Why manufacturers must rethink cross-border payments

The hidden cost of global growth

 

By Graham Sheridan

Why payment friction is more than a back-office issue

For manufacturing CFOs, global expansion should deliver scale, reach, and resilience. But beneath the surface, cross-border payments are quietly eroding margins, locking up liquidity, and exposing supply chains to avoidable risk.

The challenge isn’t just complexity, but fragmentation too. Multiple banking partners, manual reconciliation, and currency mismatches are turning growth into a financial drag. And the cost is rising.

Since 2015, UK manufacturers have seen a 50% increase in net working capital days, meaning more cash tied up in inventories and delayed supplier payments, precisely when agility matters most.

 

Are supplier payments putting your supply chain at risk?

Manufacturers are navigating longer lead times, tighter credit conditions, and rising requests for advance payments. Offshore suppliers, facing their own FX exposure, are asking for faster settlement, often in foreign currencies.

Yet manual processes and fragmented payment rails (SWIFT, SEPA, ACH, PIX) can introduce friction at every step: delays, rejections, and errors may that jeopardise continuity.

Every bounced transfer or misrouted payment isn’t just an administrative issue, but a potential production stoppage.

Cleared payments can make the difference. Moneycorp’s validated payment network pre-verifies accounts and flags returns automatically, allowing for funds to arrive in-country, on time, and in full. By enhancing operational efficiency, you’re also building resilience into your supply chain.

 

Currency mismatches: The silent margin killer

Many cross-border contracts fix prices months before settlement. In that window, FX volatility can quietly eat into margins.

Many businesses manage currency exposure in ways that suit their immediate needs, whether that’s tracking it informally, using spot conversions, or approaching risk management on a case-by-case basis. The more strategic approach is to treat foreign exchange as a managed input, not an uncontrollable cost. With structured FX policies, budget-rate planning, and scenario modelling, CFOs can forecast confidently and maintain margin integrity across complex supply chains.

Whether through forward contracts for committed flows, currency options1 for uncertain bids, or averaging in, the goal isn’t to predict markets, it’s to be prepared for surprises.
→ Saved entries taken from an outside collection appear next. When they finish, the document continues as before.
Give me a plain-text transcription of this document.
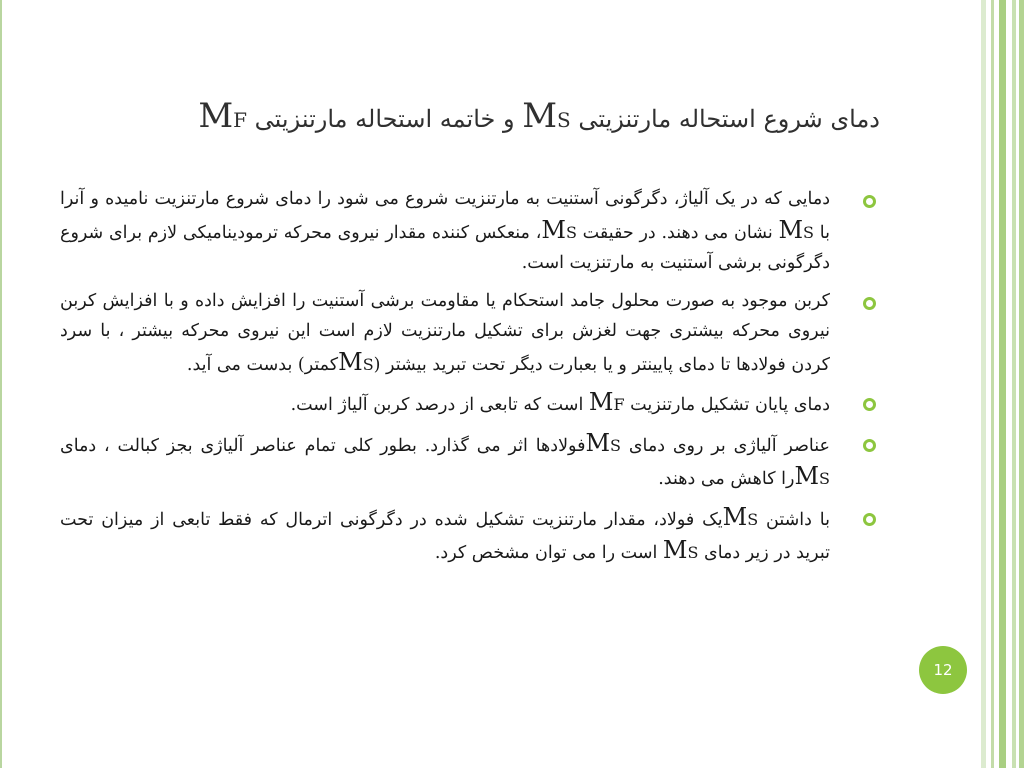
دمای شروع استحاله مارتنزیتی MS و خاتمه استحاله مارتنزیتی MF
دمایی که در یک آلیاژ، دگرگونی آستنیت به مارتنزیت شروع می شود را دمای شروع مارتنزیت نامیده و آنرا با MS نشان می دهند. در حقیقت MS، منعکس کننده مقدار نیروی محرکه ترمودینامیکی لازم برای شروع دگرگونی برشی آستنیت به مارتنزیت است.
کربن موجود به صورت محلول جامد استحکام یا مقاومت برشی آستنیت را افزایش داده و با افزایش کربن نیروی محرکه بیشتری جهت لغزش برای تشکیل مارتنزیت لازم است این نیروی محرکه بیشتر ، با سرد کردن فولادها تا دمای پایینتر و یا بعبارت دیگر تحت تبرید بیشتر (MSکمتر) بدست می آید.
دمای پایان تشکیل مارتنزیت MF است که تابعی از درصد کربن آلیاژ است.
عناصر آلیاژی بر روی دمای MSفولادها اثر می گذارد. بطور کلی تمام عناصر آلیاژی بجز کبالت ، دمای MSرا کاهش می دهند.
با داشتن MSیک فولاد، مقدار مارتنزیت تشکیل شده در دگرگونی اترمال که فقط تابعی از میزان تحت تبرید در زیر دمای MS است را می توان مشخص کرد.
12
1Currency options may not be appropriate for all prospective clients. To hedge your business' balance sheet exposure, additional products and services are provided by our Moneycorp Financial Risk Management Limited business.

 

ERP-integrated payments: From manual effort to strategic control

Spreadsheet-based reconciliation and siloed systems expose finance teams to cost leakage, compliance risks, and reporting delays. It’s an invisible drag on productivity and control.

Technology has come on in leaps and bounds over the last few years, with integration allowing your most critical platforms to work together seamlessly. Moneycorp’s API-driven integrations with leading ERP platforms, including NetSuite, QuickBooks, and Xero, enable real-time data flow, automated reconciliation, and seamless payment execution. No code. No disruption. Just visibility and control.

Manufacturers using integrated platforms report a 27% faster month-end close and higher supplier satisfaction. That kind of impact goes beyond process improvement; it reflects the broader performance gains unlocked when systems work in sync.

 

 

Liquidity access: The overlooked enabler of resilience

Global growth demands liquidity, not just capital. Longer receivables, higher inventory buffers, and FX settlement lags all strain working capital, with many manufacturers still feeling the strain of managing cash through static accounts and dispersed banking relationships.

Modern finance leaders are rethinking how liquidity is deployed across jurisdictions. Multi-currency accounts and centralised treasury management are helping CFOs position funds strategically - balancing access and control.

This kind of liquidity agility transforms financial resilience. It allows manufacturers to respond to volatility, not react to it - keeping operations moving, suppliers confident, and growth ambitions on track.

 

 

From friction to foresight

The real cost of global growth often hides in plain sight. Every delayed payment, trapped cash balance, and unmitigated exposure slows decisions and weakens resilience.

For manufacturing CFOs, the opportunity now is to turn payment infrastructure into a lever of agility, one that strengthens liquidity, builds supplier trust, and maintains margins across every market.

With over 45 years of FX and payment expertise, Moneycorp delivers foreign exchange risk managements and international payments built for scale, not one-size-fits-all solutions, but systems designed to help you absorb shocks and unlock performance.

 

 

 

Graham is Head of Sales for Industrial, Logistics and Business & Professional Services at Moneycorp. A seasoned FX risk manager, he brings deep expertise gained from working with a diverse range of corporate clients, asset managers, and insurers throughout his career. Graham now leverages this experience to help businesses navigate market volatility with confidence, delivering tailored FX strategies that are both effective and efficient.

Be aware of currency risk. Views expressed in this commentary are those of the author, and may differ from your appointed Moneycorp representative. This commentary does not constitute financial advice.